Solicitação foi feita na última sexta-feira (22) pela Polícia Civil.


Por G1 AM


Sede do Tribunal de Justiça do Amazonas, em Manaus — Foto: Igor Braga | TJAM

O Tribunal de Justiça do Amazonas (TJAM) negou nesta quarta-feira (27) o pedido de prisão preventiva de Samara da Silva Pinheiro, suspeita de lesão corporal contra Bianca Castro de Figueiredo. O caso ocorreu no dia 15 de fevereiro, por volta das 2h30. A decisão da juíza Andréa Jane Silva de Medeiros, titular da 5ª Vara Criminal da Comarca de Manaus, seguiu o parecer do promotor de justiça do Ministério Público do Estado do Amazonas (MPE), Evandro da Silva Isolino.

A petição feita pela Polícia Civil do Estado do Amazonas foi protocolada no Tribunal de Justiça do Estado do Amazonas (TJAM) no último dia 21 de fevereiro (quinta-feira), quando a delegada responsável pela apuração solicitou a prisão preventiva. No dia 25, a juíza remeteu os autos ao Ministério Público do Estado do Amazonas. No dia 27, o promotor emitiu parecer contrário à prisão preventiva.

Nesta quarta-feira (27), a juíza Andréa Jane Silva de Medeiros, em Decisão Interlocutória, acompanhou o parecer do promotor de justiça e negou o pedido de prisão preventiva, solicitado pela Polícia Civil.

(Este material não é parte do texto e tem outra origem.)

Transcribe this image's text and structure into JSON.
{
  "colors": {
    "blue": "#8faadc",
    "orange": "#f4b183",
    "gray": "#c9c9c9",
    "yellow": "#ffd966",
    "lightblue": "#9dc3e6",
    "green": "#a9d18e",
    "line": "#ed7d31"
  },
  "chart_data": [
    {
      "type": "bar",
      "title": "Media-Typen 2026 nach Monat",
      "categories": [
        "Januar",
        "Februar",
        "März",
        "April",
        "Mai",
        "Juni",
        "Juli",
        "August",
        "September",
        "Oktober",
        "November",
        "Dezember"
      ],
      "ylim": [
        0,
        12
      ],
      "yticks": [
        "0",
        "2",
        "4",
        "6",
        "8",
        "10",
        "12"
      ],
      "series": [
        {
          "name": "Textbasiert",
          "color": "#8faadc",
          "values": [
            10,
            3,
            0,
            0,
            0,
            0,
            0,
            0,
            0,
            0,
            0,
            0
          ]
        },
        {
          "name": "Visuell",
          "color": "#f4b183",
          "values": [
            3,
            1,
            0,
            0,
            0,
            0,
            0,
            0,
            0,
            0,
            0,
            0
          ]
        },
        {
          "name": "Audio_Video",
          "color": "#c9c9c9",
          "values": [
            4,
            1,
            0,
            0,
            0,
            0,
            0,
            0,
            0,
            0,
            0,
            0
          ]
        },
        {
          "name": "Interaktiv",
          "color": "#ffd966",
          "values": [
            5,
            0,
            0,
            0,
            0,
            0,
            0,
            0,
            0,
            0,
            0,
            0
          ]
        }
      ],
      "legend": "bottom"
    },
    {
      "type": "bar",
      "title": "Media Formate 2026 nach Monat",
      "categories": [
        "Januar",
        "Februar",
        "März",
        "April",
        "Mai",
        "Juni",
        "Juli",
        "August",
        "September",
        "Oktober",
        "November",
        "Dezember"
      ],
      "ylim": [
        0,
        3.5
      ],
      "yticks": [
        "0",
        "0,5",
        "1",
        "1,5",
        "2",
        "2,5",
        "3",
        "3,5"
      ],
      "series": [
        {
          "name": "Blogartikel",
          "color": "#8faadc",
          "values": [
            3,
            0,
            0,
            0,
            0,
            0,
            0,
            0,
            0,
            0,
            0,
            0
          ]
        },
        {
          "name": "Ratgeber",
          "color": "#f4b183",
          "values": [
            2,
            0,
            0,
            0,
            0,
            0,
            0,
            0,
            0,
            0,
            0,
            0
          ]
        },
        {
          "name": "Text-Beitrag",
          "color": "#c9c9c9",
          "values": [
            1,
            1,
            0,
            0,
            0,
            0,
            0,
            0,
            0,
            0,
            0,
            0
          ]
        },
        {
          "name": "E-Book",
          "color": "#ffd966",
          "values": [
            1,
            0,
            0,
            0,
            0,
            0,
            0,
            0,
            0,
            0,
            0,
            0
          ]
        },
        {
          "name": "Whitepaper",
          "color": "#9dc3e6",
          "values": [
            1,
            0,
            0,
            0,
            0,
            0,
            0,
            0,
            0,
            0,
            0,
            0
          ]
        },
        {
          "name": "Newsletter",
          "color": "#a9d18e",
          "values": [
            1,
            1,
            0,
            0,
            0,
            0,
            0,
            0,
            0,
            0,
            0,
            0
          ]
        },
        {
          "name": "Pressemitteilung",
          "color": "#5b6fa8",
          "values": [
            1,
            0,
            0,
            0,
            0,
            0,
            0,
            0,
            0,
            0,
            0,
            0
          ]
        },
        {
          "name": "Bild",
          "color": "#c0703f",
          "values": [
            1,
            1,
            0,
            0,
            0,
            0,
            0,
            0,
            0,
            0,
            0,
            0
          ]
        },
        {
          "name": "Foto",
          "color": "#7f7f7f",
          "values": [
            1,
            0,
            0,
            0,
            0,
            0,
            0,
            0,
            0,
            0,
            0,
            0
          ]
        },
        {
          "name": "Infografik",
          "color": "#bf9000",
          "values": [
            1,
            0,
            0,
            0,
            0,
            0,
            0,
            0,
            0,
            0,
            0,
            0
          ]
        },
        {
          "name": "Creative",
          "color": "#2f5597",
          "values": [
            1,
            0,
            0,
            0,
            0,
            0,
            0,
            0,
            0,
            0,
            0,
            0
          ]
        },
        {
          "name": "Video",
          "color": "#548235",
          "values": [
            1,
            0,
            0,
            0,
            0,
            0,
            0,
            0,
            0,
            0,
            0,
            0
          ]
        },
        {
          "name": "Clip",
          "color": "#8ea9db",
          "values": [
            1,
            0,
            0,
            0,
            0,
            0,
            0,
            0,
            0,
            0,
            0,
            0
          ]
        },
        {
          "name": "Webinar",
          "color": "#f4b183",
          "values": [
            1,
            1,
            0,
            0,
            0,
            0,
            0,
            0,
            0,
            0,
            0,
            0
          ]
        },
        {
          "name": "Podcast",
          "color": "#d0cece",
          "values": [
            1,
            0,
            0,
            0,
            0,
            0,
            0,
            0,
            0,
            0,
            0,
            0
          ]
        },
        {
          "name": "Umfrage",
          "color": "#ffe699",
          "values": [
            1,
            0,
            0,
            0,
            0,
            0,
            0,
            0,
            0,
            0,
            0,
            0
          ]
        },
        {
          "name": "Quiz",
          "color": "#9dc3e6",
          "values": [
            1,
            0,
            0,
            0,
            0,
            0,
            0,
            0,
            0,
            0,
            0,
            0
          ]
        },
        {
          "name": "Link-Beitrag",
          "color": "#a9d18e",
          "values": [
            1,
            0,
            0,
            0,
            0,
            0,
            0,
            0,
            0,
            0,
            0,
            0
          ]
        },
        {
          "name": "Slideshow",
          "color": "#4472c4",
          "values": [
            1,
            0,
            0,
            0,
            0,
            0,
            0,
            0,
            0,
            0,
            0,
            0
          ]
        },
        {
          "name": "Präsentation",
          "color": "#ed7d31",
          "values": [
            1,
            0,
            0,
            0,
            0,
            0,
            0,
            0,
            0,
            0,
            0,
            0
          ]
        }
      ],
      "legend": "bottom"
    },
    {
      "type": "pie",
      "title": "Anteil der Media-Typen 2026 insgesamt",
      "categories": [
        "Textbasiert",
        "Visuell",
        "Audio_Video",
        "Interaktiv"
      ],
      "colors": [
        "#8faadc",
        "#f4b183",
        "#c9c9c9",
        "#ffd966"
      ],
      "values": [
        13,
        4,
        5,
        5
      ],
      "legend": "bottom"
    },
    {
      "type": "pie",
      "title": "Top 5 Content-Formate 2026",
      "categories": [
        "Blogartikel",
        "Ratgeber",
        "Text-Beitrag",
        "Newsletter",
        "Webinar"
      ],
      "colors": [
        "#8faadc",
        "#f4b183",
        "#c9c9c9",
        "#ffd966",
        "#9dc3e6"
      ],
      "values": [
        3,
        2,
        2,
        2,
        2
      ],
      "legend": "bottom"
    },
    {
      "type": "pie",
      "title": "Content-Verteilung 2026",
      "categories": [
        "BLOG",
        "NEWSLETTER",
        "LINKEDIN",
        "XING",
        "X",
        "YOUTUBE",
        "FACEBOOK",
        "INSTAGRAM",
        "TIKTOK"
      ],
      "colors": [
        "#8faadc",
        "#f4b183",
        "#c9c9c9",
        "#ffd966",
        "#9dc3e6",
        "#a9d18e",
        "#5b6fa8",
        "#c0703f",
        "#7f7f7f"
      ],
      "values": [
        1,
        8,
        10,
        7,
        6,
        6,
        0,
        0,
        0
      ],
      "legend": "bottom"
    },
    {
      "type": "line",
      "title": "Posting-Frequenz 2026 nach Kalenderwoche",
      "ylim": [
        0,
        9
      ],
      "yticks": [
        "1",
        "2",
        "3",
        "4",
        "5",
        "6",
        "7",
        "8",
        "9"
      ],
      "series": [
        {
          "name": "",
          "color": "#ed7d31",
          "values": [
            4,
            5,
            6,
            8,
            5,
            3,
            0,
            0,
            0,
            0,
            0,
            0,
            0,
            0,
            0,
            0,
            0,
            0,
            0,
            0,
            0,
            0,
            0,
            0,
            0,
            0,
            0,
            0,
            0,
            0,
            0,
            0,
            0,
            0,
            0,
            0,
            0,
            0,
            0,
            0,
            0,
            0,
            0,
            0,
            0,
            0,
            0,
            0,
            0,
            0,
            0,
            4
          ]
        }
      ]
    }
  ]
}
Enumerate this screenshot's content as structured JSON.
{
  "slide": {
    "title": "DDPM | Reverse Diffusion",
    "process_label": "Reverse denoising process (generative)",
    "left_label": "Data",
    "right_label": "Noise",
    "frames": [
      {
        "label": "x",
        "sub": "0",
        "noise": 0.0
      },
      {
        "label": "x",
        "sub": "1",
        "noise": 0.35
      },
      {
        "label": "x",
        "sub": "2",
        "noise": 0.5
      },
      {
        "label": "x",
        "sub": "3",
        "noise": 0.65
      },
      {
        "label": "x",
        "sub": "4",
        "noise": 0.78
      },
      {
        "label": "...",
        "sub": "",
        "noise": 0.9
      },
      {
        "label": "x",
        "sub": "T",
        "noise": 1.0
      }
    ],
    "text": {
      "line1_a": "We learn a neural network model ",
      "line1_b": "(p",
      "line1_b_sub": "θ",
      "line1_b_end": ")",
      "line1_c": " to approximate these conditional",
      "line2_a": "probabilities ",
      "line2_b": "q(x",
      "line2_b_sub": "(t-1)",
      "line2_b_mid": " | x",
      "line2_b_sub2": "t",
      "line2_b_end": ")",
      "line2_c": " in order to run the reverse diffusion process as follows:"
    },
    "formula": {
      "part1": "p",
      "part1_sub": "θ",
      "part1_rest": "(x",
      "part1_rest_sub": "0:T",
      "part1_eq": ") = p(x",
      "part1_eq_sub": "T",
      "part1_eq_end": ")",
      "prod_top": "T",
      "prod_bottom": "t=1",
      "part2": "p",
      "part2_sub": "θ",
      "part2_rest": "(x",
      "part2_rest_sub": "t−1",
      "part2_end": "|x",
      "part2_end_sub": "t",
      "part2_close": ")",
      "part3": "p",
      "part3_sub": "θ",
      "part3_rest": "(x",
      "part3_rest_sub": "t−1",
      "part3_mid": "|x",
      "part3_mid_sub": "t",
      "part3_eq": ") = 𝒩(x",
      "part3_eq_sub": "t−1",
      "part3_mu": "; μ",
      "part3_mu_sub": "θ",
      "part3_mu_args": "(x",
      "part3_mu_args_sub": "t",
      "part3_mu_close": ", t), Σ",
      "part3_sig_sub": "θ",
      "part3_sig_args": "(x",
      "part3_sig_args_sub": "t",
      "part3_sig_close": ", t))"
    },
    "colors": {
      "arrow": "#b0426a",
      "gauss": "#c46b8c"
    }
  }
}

Na decisão a juíza considerou o parecer do Ministério Público e também deixou de acolher o requerimento do promotor que solicitava comprovantes de endereço da indiciada, isso porque, a defesa dela já havia protocolado os devidos comprovantes.

“Não se está aqui desprezando a violência sofrida pela vítima e o sentimento de justiça que impera na sociedade, contudo a prisão preventiva deve ser utilizada como última ratio, vindo a ser aplicada quando da sentença condenatória transitada em julgado, não sendo igualmente cabível quando se mostrar mais gravosa que a própria condenação a ser eventualmente aplicada, devendo a satisfação do sentimento de justiça se dar com o devido processo legal, sob pena da prisão, nestes termos, configurar antecipação da reprimenda. Ante essa situação, eventual decretação da prisão cautelar, diante das circunstâncias expostas, caracterizaria constrangimento ilegal, não só pela ausência de seus pressupostos, mas também por eventual excesso de prazo que possa decorrer da conclusão do inquérito policial”, escreveu a magistrada.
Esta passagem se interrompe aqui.